Dudgeon, David a Scotch sceptic, was born in 1706. Little is known of his early history. In 1732 he published a treatise entitled The Moral World, which teaches that "there is no evil in the moral world but what naturally ariseth from the nature of imperfect creatures, who always pursue their good, but cannot but be liable to error or mistake, and that evil or sin is inseparable in some degree from all created beings, and most consistent with the designs of a perfect Creator." He was called to answer for it before the Presbytery, Synod, and General Assembly, but no decision appears to have been reached. His most important work is Philosophical Letters concerning the Being and Attributes of God (1737). "These letters were written in the midst of pressing agricultural cares, to the Reverend Mr. Jackson, author of a work written in the spirit of Clarke, The Existence and Unity of God. In these letters Dudgeon reaches a species of refined Spinozism, mingled with Berkeleyanism. He denies the distinction of substances into spiritual and material, maintains that there is no substance distinct from God, and that all our knowledge but of God is about ideas; they exist only in the mind, and their essence and modes consist only in their being perceived." In 1739 he published A Catechism founded upon Experience and Reason, collected by a Father for the Use of his Children; and in an 'Introductory Letter' he wishes that natural religion alone was embraced by all men, and states that though he believes there was an extraordinary man sent into our world seventeen hundred years ago to instruct mankind, yet he doubts whether he ever commanded any of those things to be written concerning him which we have. The same year he published A View of the Necessitarian or Best Scheme, freed from the Objections of M. Crousaz, in his Examination of Pope's Essay on Man.

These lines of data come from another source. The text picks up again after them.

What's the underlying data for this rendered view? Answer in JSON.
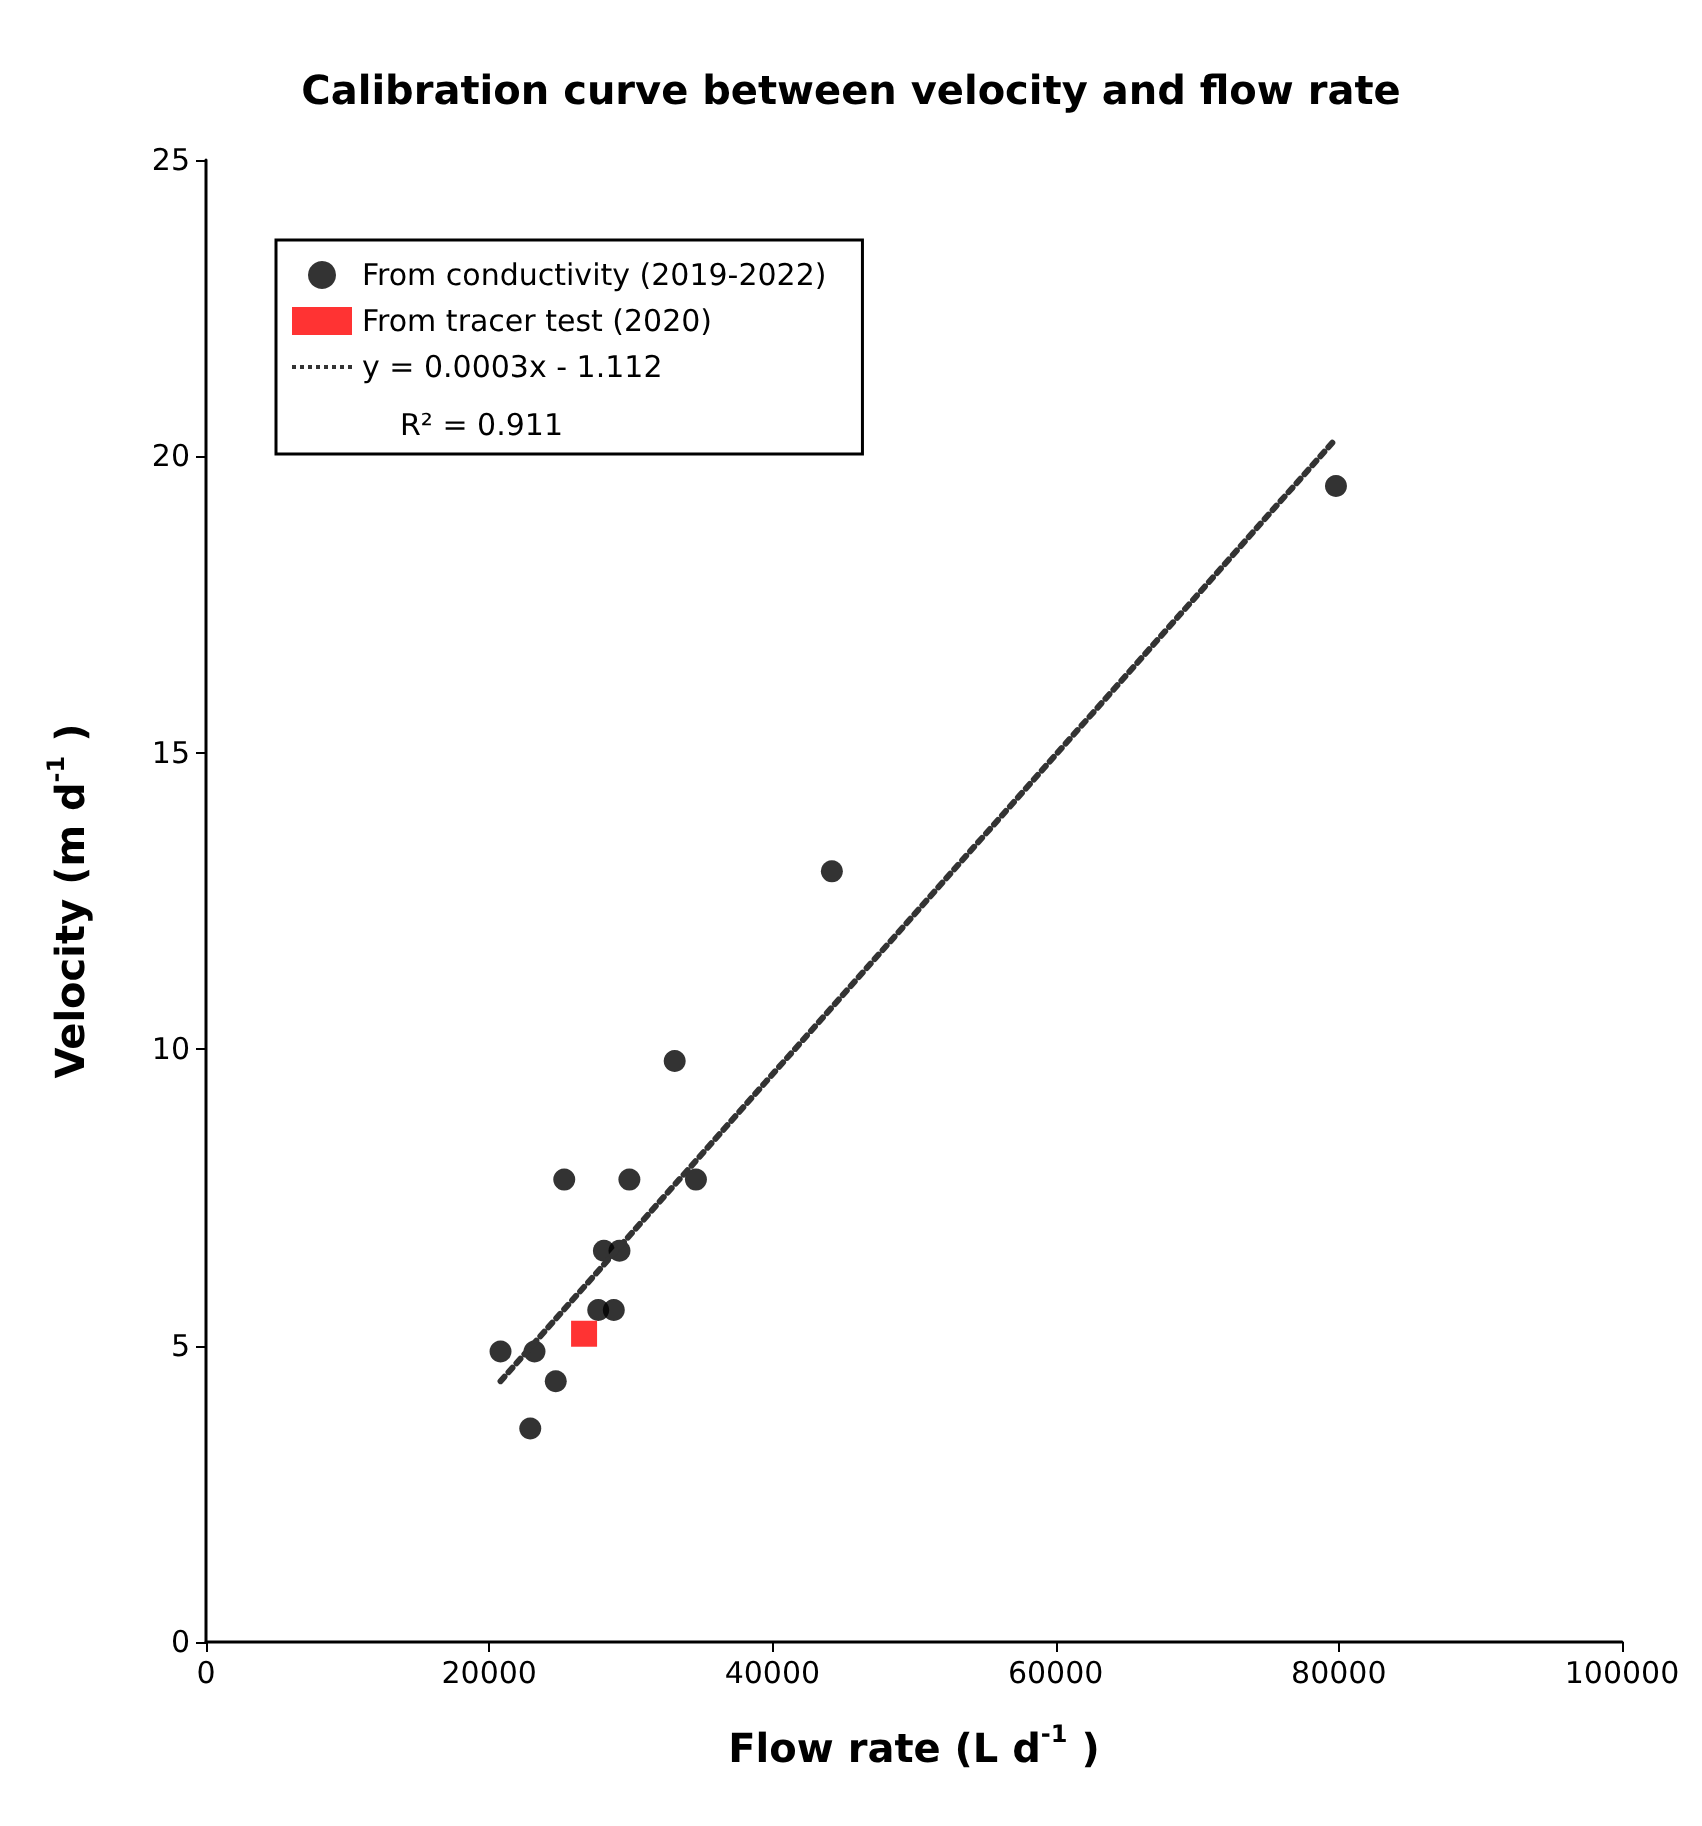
{
  "chart_data": {
    "type": "scatter",
    "title": "Calibration curve between velocity and flow rate",
    "xlabel": "Flow rate (L d$^{-1}$ )",
    "ylabel": "Velocity (m d$^{-1}$ )",
    "xlim": [
      0,
      100000
    ],
    "xticks": [
      0,
      20000,
      40000,
      60000,
      80000,
      100000
    ],
    "ylim": [
      0,
      25
    ],
    "yticks": [
      0,
      5,
      10,
      15,
      20,
      25
    ],
    "grid": false,
    "legend": "top left",
    "series": [
      {
        "name": "From conductivity (2019-2022)",
        "marker": "circle",
        "color": "#000000",
        "x": [
          20800,
          23200,
          22900,
          24700,
          25300,
          28100,
          29200,
          27700,
          28800,
          29900,
          34600,
          33100,
          44200,
          79800
        ],
        "values": [
          4.9,
          4.9,
          3.6,
          4.4,
          7.8,
          6.6,
          6.6,
          5.6,
          5.6,
          7.8,
          7.8,
          9.8,
          13.0,
          19.5
        ]
      },
      {
        "name": "From tracer test (2020)",
        "marker": "square",
        "color": "#ff0000",
        "x": [
          26700
        ],
        "values": [
          5.2
        ]
      },
      {
        "name": "y = 0.0003x - 1.112",
        "type": "line",
        "line_style": "dotted",
        "marker": "none",
        "color": "#333333",
        "x": [
          20800,
          79800
        ],
        "values": [
          4.4,
          20.3
        ]
      }
    ],
    "annotations": [
      "R² = 0.911"
    ]
  }
}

Dudgeon died at Upsettlington, on the borders, January 1743. His works were published in a combined form in 1765, in a volume without a printer's name attached, showing that there was not as yet thorough freedom of thought in Scotland. His writings had for a time a name in the district (the Catechism reached a third edition), but afterwards passed away completely from public notice." McCosh, in Brit. and For. Ev. Review, July 1865, page 552.